Abstract: Click to expand The reconstruction of gene regulatory networks (GRNs) from data is vital in systems biology. Although different approaches have been proposed to infer causality from data, some challenges remain, such as how to accurately infer the direction and type of interactions, how to deal with complex network involving multiple feedbacks, as well as how to infer causality between variables from real-world data, especially single cell data. Here, we tackle these problems by deep neural networks (DNNs). The underlying regulatory network for different systems (gene regulations, ecology, diseases, development) can be successfully reconstructed from trained DNN models. We show that DNN is superior to existing approaches including Boolean network, Random Forest and partial cross mapping for network inference. Further, by interrogating the ensemble DNN model trained from single cell data from dynamical system perspective, we are able to unravel complex cell fate dynamics during preimplantation development. We also propose a data-driven approach to quantify the energy landscape for gene regulatory systems, by combining DNN with the partial self-consistent mean field approximation (PSCA) approach. We anticipate the proposed method can be applied to other fields to decipher the underlying dynamical mechanisms of systems from data.

2024-12-26 @ Rm 1801, Guanghua East Tower [poster]

Abstract: Click to expand In recent work, it has been shown that determining a feedforward ReLU neural network within high uniform accuracy from point samples suffers from the curse of dimensionality in terms of the number of samples needed. As a consequence, feedforward ReLU neural networks are of limited use for applications where guaranteed high uniform accuracy is required. We consider the question of whether the sampling complexity can be improved by restricting the specific neural network architecture. To this end, we investigate invertible residual neural networks which are foundational architectures in deep learning and are widely employed in models that power modern generative methods. Our main result shows that the residual neural network architecture and invertibility do not help overcome the complexity barriers encountered with simpler feedforward architectures. Specifically, we demonstrate that the computational complexity of approximating invertible residual neural networks from point samples in the uniform norm suffers from the curse of dimensionality. Similar results are established for invertible convolutional residual neural networks.

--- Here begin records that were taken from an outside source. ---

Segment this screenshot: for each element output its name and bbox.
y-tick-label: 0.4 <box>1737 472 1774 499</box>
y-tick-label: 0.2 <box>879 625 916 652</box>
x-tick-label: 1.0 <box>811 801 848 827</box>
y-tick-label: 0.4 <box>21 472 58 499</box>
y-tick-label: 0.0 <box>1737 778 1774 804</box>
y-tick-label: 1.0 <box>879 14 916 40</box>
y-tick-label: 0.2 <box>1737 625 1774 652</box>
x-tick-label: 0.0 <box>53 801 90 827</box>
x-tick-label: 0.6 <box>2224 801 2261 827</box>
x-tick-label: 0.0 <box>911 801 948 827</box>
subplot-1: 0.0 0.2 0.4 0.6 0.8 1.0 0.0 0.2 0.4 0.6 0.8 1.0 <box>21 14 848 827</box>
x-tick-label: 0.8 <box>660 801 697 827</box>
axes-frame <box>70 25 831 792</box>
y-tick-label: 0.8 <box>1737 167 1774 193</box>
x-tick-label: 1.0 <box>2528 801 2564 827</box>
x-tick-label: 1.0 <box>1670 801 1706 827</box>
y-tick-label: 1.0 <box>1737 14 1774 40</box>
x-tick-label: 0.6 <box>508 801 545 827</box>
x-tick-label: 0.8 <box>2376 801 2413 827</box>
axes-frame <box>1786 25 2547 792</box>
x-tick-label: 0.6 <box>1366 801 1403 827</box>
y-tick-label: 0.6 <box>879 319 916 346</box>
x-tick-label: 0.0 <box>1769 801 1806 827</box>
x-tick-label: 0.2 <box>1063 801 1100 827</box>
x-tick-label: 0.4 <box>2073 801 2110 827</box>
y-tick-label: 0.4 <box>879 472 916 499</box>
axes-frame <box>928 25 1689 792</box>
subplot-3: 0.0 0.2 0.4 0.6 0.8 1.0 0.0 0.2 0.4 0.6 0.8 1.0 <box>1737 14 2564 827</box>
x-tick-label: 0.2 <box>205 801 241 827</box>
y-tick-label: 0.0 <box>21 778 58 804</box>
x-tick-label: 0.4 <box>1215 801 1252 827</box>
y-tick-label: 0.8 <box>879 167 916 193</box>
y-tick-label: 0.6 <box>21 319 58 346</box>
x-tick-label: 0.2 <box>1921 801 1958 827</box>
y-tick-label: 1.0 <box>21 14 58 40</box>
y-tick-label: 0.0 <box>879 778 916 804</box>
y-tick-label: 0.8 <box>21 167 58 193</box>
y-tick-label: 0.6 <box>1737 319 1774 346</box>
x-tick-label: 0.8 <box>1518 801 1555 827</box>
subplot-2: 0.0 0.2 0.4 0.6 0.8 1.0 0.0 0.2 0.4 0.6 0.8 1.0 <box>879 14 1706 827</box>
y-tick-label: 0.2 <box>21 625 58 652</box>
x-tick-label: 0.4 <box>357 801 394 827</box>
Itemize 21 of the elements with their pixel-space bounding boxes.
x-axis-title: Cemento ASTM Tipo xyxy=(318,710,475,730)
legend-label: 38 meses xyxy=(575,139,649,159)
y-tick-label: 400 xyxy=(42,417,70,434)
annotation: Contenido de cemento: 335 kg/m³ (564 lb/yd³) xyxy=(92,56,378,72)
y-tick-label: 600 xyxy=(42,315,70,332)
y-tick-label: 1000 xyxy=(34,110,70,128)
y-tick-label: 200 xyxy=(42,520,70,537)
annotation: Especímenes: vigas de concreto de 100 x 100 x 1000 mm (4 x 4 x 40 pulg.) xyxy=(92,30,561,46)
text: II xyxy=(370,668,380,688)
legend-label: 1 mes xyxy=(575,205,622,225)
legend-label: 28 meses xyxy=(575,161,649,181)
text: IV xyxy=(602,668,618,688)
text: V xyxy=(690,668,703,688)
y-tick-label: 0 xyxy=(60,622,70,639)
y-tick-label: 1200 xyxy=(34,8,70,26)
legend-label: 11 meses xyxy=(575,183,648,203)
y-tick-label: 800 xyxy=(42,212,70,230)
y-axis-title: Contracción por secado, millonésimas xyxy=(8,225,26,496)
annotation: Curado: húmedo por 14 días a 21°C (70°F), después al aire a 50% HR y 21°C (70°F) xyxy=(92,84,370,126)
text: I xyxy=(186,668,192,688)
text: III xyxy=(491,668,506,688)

2025-01-02 @ Rm 1801, Guanghua East Tower [poster]

Abstract: Click to expand Preconditioned eigensolvers enable the incorporation of preconditioners for eigenvalue computation, but their convergence analysis is intricate. Even for PINVIT, which targets the smallest eigenvalue of an SPD matrix, Neymeyr’s celebrated analysis is highly nontrivial and only yields convergence if the starting vector is fairly close to the desired eigenvector. While advanced methods like LOBPCG offer significant practical improvements, there remains no theoretical justification for their accelerations. In this talk, we present some recent theoretical advances on preconditioned eigensolvers, including both provable accelerations and improved convergence guarantees. These results are achieved by establishing novel convexity structures of Rayleigh quotients and analyzing the local properties of preconditioners. This talk is based on joint works with Foivos Alimisis (UNIGE), Zhaojun Bai (UC Davis), Wenbin Chen (Fudan), Daniel Kressner (EPFL) and Bart Vandereycken (UNIGE).